Slow down a bit there, folks. If you've been through this then you should be familiar with the anger. I'd be lying if I didn't say that there is a part of me that feels pretty much exactly like the above. That's the part of me that's been through this with family members.
This. I understand that many of you have dealt with your own demons on the depression side, and you may think that those of us who look at Robin Williams in a different light now are horrible people, but....
You ask us to walk a mile in your shoes before we cast judgement on him, right? I ask you to walk a mile in some of our shoes before you cast judgement on us.

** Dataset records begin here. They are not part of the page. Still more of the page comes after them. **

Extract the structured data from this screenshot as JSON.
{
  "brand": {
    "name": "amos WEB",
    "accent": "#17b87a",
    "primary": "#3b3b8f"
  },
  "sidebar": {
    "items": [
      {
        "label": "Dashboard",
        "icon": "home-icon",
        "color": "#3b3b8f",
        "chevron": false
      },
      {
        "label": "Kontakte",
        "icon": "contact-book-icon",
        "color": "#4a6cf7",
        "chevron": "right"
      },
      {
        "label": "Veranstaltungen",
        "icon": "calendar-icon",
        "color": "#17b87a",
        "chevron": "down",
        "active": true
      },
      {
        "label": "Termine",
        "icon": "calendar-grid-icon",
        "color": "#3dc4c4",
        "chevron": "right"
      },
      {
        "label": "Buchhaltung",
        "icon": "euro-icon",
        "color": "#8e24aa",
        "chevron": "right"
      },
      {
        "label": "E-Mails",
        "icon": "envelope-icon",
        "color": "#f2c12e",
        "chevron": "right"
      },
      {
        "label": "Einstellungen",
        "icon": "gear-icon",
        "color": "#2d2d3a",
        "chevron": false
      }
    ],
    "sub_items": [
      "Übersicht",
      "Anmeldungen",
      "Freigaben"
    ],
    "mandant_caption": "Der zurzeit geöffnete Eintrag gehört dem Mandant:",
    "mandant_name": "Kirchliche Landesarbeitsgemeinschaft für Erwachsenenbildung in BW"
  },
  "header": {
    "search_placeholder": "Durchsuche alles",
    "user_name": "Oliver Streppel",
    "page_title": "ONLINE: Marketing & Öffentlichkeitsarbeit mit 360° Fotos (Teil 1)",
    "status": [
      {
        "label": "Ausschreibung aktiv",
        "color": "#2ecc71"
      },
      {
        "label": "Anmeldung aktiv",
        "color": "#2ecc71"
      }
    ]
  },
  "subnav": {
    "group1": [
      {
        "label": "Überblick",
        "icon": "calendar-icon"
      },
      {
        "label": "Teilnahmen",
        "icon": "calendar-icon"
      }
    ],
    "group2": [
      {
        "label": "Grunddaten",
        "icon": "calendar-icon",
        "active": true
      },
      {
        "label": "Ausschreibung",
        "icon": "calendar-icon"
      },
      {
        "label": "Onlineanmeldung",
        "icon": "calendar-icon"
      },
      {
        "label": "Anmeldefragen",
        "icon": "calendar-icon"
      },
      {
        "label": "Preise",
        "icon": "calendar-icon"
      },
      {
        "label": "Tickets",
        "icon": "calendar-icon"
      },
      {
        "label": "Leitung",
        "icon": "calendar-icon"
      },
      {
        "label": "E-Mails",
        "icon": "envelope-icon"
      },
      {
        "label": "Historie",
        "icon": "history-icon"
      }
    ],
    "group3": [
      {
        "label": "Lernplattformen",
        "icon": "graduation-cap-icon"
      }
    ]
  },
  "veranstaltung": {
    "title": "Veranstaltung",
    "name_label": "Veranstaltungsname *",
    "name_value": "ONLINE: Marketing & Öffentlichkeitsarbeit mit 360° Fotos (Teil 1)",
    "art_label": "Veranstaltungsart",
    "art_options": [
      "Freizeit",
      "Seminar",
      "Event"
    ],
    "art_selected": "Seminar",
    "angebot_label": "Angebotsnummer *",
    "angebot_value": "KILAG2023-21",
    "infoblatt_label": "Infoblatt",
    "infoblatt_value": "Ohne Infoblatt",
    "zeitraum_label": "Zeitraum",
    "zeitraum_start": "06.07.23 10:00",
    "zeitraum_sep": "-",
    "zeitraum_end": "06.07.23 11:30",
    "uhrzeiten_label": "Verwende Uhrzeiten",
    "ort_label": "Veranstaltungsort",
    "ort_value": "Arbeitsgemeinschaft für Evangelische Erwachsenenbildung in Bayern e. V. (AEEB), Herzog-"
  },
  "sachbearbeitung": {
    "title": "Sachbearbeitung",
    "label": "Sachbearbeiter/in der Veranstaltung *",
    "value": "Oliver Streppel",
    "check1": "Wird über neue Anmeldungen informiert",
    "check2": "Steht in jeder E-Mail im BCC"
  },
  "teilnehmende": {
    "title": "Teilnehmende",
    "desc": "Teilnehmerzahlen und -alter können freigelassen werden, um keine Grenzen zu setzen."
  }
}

I agree with the OP that suicide is the coward's way out. If you want to judge me, fine, but I ask you, do you know what it feels like to have your father blow his brains out? Do you know what it's like to spend years looking for answers as to why, knowing that you'll never get those answers? Do you know what it's like to constantly wonder if you could have done something different? It is a coward's way out because his pain is over; the pain for the people who cared about him is just beginning.
This was 20+ years ago for me, do you think our pain goes away easy?
Judge me if you must, but today, my view of Robin Williams did a 180.
And it's that judgement that actually can steer people in need of help away. I speak from someone experienced with both sides of that.
What judgement is that? My judging Robin Williams' suicide as the cowards way out? Not to sound callous, but he's dead and won't be seeking any help. I actually have quite the opposite view of those who suffer from addiction and/or depression and continue to fight it. I consider them to be strong and courageous people....and this would be why I stated that, "my view of Robin Williams did a 180".0 -
He bought so much joy to the lives of others, how sad that he could not defeat the worm of depression.
My favourite film of his is 'What Dreams May Come'.